On March 3, 2023, the Good Party officially decided to leave the Table of Six because it did not support Kemal Kılıçdaroğlu's presidential candidacy. On the same day, Meral Akşener called for Ekrem İmamoğlu and Mansur Yavaş to be candidates in her statement. After this call, 5 CHP mayors, including Ekrem İmamoğlu and Mansur Yavaş, met with Kemal Kılıçdaroğlu. After the meeting, Akşener's call was rejected by İmamoğlu and Yavaş. Three days later, the Good Party rejoined the Table of Six after its meetings with the CHP.

Other CHP members 
Hatay mayor Lütfü Savaş and Bolu mayor Tanju Özcan announced that they would accept the presidential candidacy proposal.

Area Research head Murat Karan claimed that if Kılıçdaroğlu did not run, Table of Six would nominate İlhan Kesici.

Other Table of Six members 
Good Party leader Meral Akşener announced that she will not be a presidential candidate and that she will be a prime minister candidate if the strengthened parliamentary system supported by the main opposition is passed. Democracy and Progress Party leader Ali Babacan said he would accept it if he was nominated as a presidential candidate. On 11 March 2022, Kemal Kılıçdaroğlu said that one of the leaders in the Table of Six could be a candidate.

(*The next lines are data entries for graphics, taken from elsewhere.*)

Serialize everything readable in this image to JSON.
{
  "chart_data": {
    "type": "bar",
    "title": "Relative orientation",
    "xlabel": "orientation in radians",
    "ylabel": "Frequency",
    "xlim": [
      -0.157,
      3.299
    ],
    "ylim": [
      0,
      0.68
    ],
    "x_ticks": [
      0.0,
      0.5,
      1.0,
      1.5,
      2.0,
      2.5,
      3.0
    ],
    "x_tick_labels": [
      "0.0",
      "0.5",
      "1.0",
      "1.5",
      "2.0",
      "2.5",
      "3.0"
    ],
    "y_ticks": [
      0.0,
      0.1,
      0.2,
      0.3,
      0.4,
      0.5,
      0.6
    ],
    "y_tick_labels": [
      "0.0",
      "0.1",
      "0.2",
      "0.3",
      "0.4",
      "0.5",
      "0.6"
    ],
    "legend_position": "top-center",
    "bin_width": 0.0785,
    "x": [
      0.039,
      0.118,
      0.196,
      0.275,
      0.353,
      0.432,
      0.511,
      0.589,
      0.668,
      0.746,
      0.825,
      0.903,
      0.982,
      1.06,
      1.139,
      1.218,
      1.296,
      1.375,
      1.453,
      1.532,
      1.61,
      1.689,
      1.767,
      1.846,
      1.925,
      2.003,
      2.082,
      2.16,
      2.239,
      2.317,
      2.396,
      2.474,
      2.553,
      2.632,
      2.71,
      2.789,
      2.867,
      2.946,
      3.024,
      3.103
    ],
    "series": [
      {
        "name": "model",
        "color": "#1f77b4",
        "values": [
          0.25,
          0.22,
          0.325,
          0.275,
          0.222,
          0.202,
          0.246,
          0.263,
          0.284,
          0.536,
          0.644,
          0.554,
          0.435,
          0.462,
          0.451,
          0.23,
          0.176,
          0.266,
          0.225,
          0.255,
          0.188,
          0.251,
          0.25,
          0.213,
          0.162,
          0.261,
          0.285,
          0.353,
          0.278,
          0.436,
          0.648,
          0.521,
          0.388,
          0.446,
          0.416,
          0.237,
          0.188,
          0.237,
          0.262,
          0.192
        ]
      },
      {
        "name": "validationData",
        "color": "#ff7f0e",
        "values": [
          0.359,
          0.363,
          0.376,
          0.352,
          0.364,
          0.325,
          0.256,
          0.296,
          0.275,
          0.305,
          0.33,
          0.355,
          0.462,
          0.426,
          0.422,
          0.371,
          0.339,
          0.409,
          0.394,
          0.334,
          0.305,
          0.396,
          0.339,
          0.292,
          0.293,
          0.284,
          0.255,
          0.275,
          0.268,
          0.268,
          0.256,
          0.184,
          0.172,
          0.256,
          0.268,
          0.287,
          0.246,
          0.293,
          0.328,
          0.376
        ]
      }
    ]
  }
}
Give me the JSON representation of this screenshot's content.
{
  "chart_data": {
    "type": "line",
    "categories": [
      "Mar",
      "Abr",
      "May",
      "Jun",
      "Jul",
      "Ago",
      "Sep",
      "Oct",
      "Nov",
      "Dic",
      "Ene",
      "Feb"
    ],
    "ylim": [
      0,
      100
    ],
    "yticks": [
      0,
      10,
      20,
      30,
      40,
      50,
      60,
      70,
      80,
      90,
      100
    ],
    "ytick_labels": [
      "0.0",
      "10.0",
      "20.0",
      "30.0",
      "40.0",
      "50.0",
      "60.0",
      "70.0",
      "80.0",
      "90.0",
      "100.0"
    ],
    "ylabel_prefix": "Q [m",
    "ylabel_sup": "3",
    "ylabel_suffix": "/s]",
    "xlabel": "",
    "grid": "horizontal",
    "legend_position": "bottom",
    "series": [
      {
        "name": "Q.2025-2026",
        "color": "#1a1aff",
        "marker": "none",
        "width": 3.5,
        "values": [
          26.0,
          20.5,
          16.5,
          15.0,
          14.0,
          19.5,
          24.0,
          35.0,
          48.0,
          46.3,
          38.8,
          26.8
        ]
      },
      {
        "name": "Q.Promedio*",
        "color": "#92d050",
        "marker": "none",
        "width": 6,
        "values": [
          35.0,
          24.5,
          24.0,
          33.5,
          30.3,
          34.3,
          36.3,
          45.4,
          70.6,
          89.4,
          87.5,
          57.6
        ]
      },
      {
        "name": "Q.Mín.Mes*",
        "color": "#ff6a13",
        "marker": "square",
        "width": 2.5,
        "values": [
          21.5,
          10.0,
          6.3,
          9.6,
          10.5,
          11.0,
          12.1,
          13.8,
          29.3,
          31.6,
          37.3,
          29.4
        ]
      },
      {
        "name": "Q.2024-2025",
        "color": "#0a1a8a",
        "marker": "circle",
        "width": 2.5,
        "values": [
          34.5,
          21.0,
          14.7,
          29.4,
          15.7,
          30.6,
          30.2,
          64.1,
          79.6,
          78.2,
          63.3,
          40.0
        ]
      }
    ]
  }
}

On 6 September 2022, Kemal Kılıçdaroğlu made the statement that "Everyone has the right to be a candidate" for the candidacy of former president Abdullah Gül. Abdullah Gül was also mentioned in the candidacy talks of the opposition in the 2018 Turkish presidential election.

Journalist Nihat Genç claimed that the opposition's candidate would be former Constitutional Court Haşim Kılıç. Good Party Secretary Uğur Poyraz and CHP deputy Gürsel Tekin denied this claim. Tekin said that the candidate would be from the CHP. Journalist Emin Çapa said in a statement on Halk TV that the candidate must be clear and has no ties to politics. Upon this statement, it was claimed that Muhtar Kent or Özgür Demirtaş would be candidates. These allegations were denied by the CHP and it was stated that neither of the two names would be candidates and that they did not have such a potential.

Labour and Freedom Alliance 

It has been speculated that if the Nation Alliance nominated Kılıçdaroğlu, HDP would not nominate a candidate.

Other parties 

Mustafa Sarıgül, the leader of the Party for Change in Turkey, said in a statement on his presidential candidacy in January 2021 that his party would discuss the candidacy and make the decision. After the Nation Alliance's candidate was determined as Kemal Kılıçdaroğlu on 6 March 2023, Sarıgül supported Kılıçdaroğlu's candidacy by saying, "The most suitable candidate for this transition period is Kemal Kılıçdaroğlu at that table."